Friday, May 20, 2011

RIP Randy Savage

Randy Mario Poffo, the "Macho Man" himself, died in a car crash this Friday. I will miss his personality.

Someday, when I can get some more introspective without wincing at my younger self, I'll have to delve into my years as a wrestling fan. These were not the years when it grew into a prime time event. This was the 80's, just after Andy Kaufman's career was wrecked partly because of his association with the pseudo-sport. The then WWF was confined to UHF stations and the drudge hours of the USA Network. To be into it and know who was fighting who back then was not a bragging right or even a conversation topic to casually bring up.

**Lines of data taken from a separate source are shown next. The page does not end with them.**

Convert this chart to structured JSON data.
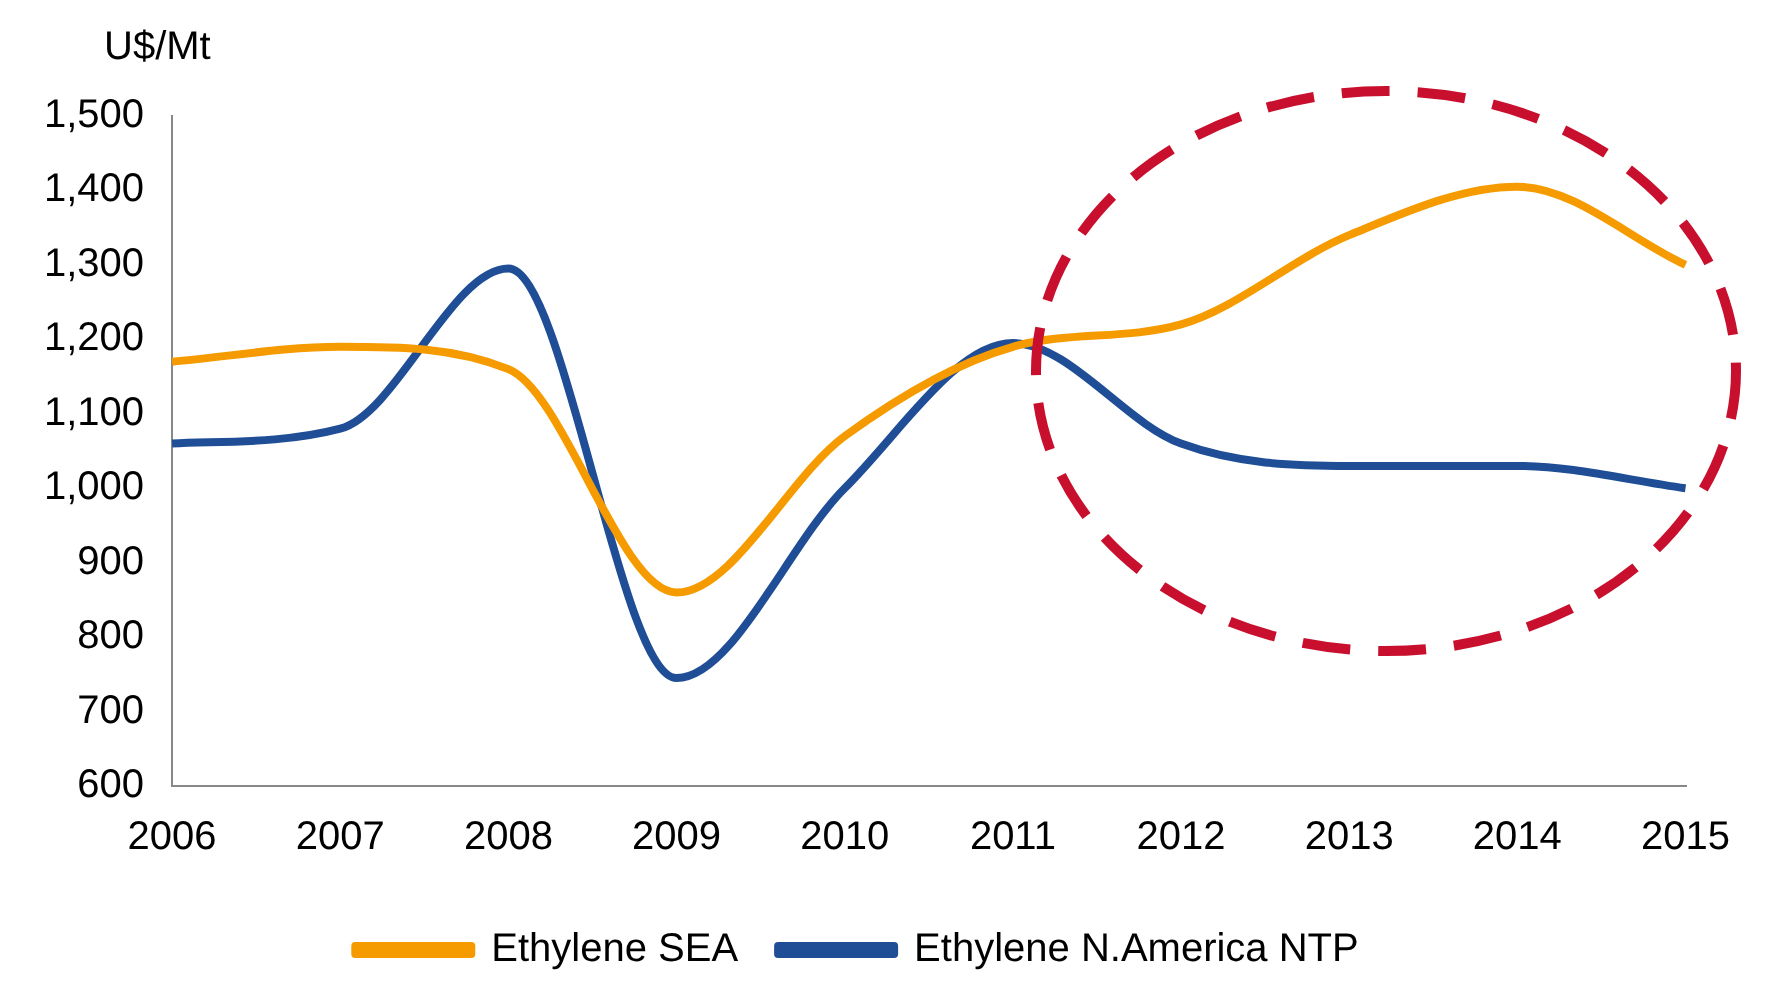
{
  "chart_data": {
    "type": "line",
    "ylabel": "U$/Mt",
    "categories": [
      "2006",
      "2007",
      "2008",
      "2009",
      "2010",
      "2011",
      "2012",
      "2013",
      "2014",
      "2015"
    ],
    "series": [
      {
        "name": "Ethylene SEA",
        "color": "#f59b00",
        "values": [
          1170,
          1190,
          1160,
          860,
          1070,
          1190,
          1220,
          1340,
          1405,
          1300
        ]
      },
      {
        "name": "Ethylene N.America NTP",
        "color": "#1f4e96",
        "values": [
          1060,
          1080,
          1295,
          745,
          1000,
          1195,
          1060,
          1030,
          1030,
          1000
        ]
      }
    ],
    "ylim": [
      600,
      1500
    ],
    "yticks": [
      {
        "value": 600,
        "label": "600"
      },
      {
        "value": 700,
        "label": "700"
      },
      {
        "value": 800,
        "label": "800"
      },
      {
        "value": 900,
        "label": "900"
      },
      {
        "value": 1000,
        "label": "1,000"
      },
      {
        "value": 1100,
        "label": "1,100"
      },
      {
        "value": 1200,
        "label": "1,200"
      },
      {
        "value": 1300,
        "label": "1,300"
      },
      {
        "value": 1400,
        "label": "1,400"
      },
      {
        "value": 1500,
        "label": "1,500"
      }
    ],
    "grid": false,
    "legend": "bottom",
    "marker": "none",
    "line_style": "solid"
  }
}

I can't mince the sad truth: I got into wrestling because I thought it was real. I was dumb, gullible and raised on a diet of comics books that made all the good guy/bad guy drama seem just palatable enough to want to follow. My Dad, bless him, humored me and let me go to matches at the Providence Civic Center. I went to three before I kind of figured out the whole fixed thing and backed away from the pass time much in the same way a kid backs off from talking about Santa after they hear their parents wrapping presents late Christmas Eve.

Randy Savage was part of the WWF in those years. Even then, his personality was too big for the rings he jumped around in. The tributes to his life list his match with Ricky "The Dragon" Steamboat as one of his best matches. I saw those matches on TV, but I best remember his feud with Tito Santana, a good deal of which I saw live after Savage won the Intercontinental title from Santana. I was at the Providence Civic Center for the first rematch since the then-heel Savage cheated with a "foreign object" to win the title in the first place.

I was there in the small stadium to root for Santana, though he never got the belt back. More unforgettable was standing up to see Savage enter the ring with his trademark fanfare while a group of young men behind me quietly took out a large banner, with no fanfare and in spite of the fact that there were no visible cameras documenting the event, let alone them.

The banner, with a painted dragon on it I believe, simply said, "Savage Rules."

I didn't know it then, but it was my first experience with the idea of the antihero.